Adv Exp Med Biol. 2020;1292:157-169. doi: 10.1007/5584_2020_525.
Medicinal plants have been used for disease treatment throughout history, especially in Asia. Vietnam is a tropical country which possesses forests with a diversity of plants; among the plants, many have been historically used as alternative therapies for various disease treatments. In this study we aimed to evaluate the selective cytotoxicity of some plant extracts (collected from Vietnamese forests) against hepatocellular carcinoma cells HepG2, compared to adipose tissue-derived mesenchymal stem cells (ADSCs).
In this study, we collected nine plants and produced nine extracts from them; these included whole stem of Buchanania lucida, whole stem of Dipterocarpus turbinatus, Hopea recopei, whole stem of Shorea thorelii, bark of Shorea thorelii stem, bark of Dipterocarpus turbinatus stem, whole stem of Dipterocarpus costatus, bark of Dipterocarpus costatus stem, and rhizome of Boesenbergia pandurata. The cytotoxicity of these extracts on hepatocellular carcinoma cells and mesenchymal stem cells were determined based on IC values calculated using Alamar Blue assay. Based on these IC values, the side effect index (SEI) of extracts was determined. Only the extracts with low SEI were used in further assays to determine the apoptotic status of both hepatocellular carcinoma cells and mesenchymal stem cells via caspase 3/7 induction assay, nuclei disintegration (using Hoechst 33342 staining), and Annexin V staining assay.
The results showed that B. pandurata extract had strong cytotoxicity toward HepG2 cells with lowest side index on mesenchymal stem cells (IC on HepG2 of 222 ± 27.82 (μg/ml) but IC on ADSCs of 382 ± 16.19 (μg/ml)). Nuclear staining showed that B. pandurata extract could induce disintegration of cell nuclei at the concentration of 400 μg/ml. After 3 h of incubation with B. pandurata extract at the concentration of 200 μg/ml, the BP extract induced caspase 3/7 activation in HepG2 cells, but not in mesenchymal stem cells. Annexin V staining showed that the BP extract induced apoptosis in HepG2 cells in a dose-dependent manner.
This study revealed that selective cytotoxicity of some extracts on cancer cells could be determined based on their IC values on cancer cells and on mesenchymal stem cells. B. pandurata extract displayed the lowest side effect index on mesenchymal stem cells and successfully induced apoptosis in hepatocellular carcinoma cells HepG2 via activation of caspase 3/7.
药用植物在历史上一直被用于治疗疾病,尤其是在亚洲。越南是一个拥有多样化植物的热带国家,其中许多植物曾被历史上用于治疗各种疾病。在这项研究中,我们旨在评估一些植物提取物(从越南森林中采集)对肝癌细胞 HepG2 的选择性细胞毒性,与脂肪组织来源的间充质干细胞(ADSCs)进行比较。
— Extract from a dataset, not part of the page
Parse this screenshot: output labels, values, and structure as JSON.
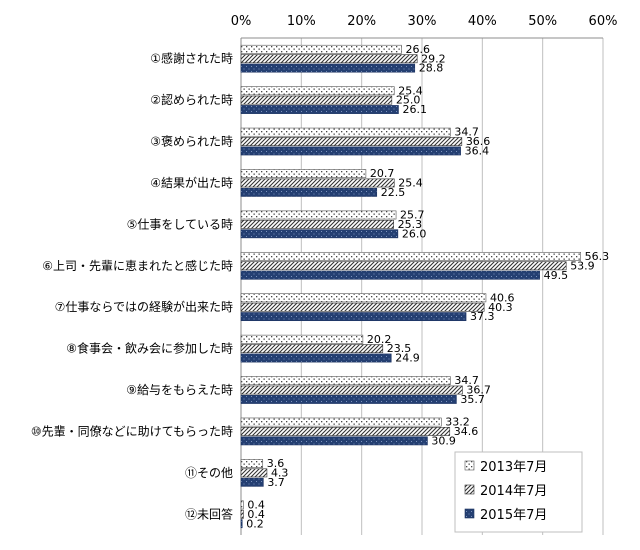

在这项研究中,我们收集了 9 种植物,并从它们中制备了 9 种提取物;这些提取物包括 Buchanania lucida 的整株茎、Dipterocarpus turbinatus 的整株茎、Hopea recopei、Shorea thorelii 的整株茎、Shorea thorelii 茎的树皮、Dipterocarpus turbinatus 茎的树皮、Dipterocarpus costatus 的整株茎、Dipterocarpus costatus 茎的树皮和 Boesenbergia pandurata 的根茎。通过使用 Alamar Blue 测定法计算 IC 值,确定这些提取物对肝癌细胞和间充质干细胞的细胞毒性。根据这些 IC 值,确定提取物的副作用指数(SEI)。只有 SEI 较低的提取物被用于进一步的测定,以通过 caspase 3/7 诱导测定、核崩解(使用 Hoechst 33342 染色)和 Annexin V 染色测定来确定两种肝癌细胞和间充质干细胞的凋亡状态。
结果表明,B. pandurata 提取物对 HepG2 细胞具有很强的细胞毒性,对间充质干细胞的副作用指数最低(对 HepG2 的 IC 为 222±27.82(μg/ml),而对 ADSCs 的 IC 为 382±16.19(μg/ml))。核染色显示,B. pandurata 提取物可在 400μg/ml 的浓度下诱导细胞核崩解。在浓度为 200μg/ml 的 B. pandurata 提取物孵育 3 小时后,BP 提取物可在 HepG2 细胞中诱导 caspase 3/7 活化,但不在间充质干细胞中诱导。Annexin V 染色显示,BP 提取物以剂量依赖的方式诱导 HepG2 细胞凋亡。
本研究表明,可以根据提取物对癌细胞和间充质干细胞的 IC 值来确定某些提取物对癌细胞的选择性细胞毒性。B. pandurata 提取物对间充质干细胞的副作用指数最低,并通过激活 caspase 3/7 成功诱导肝癌细胞 HepG2 凋亡。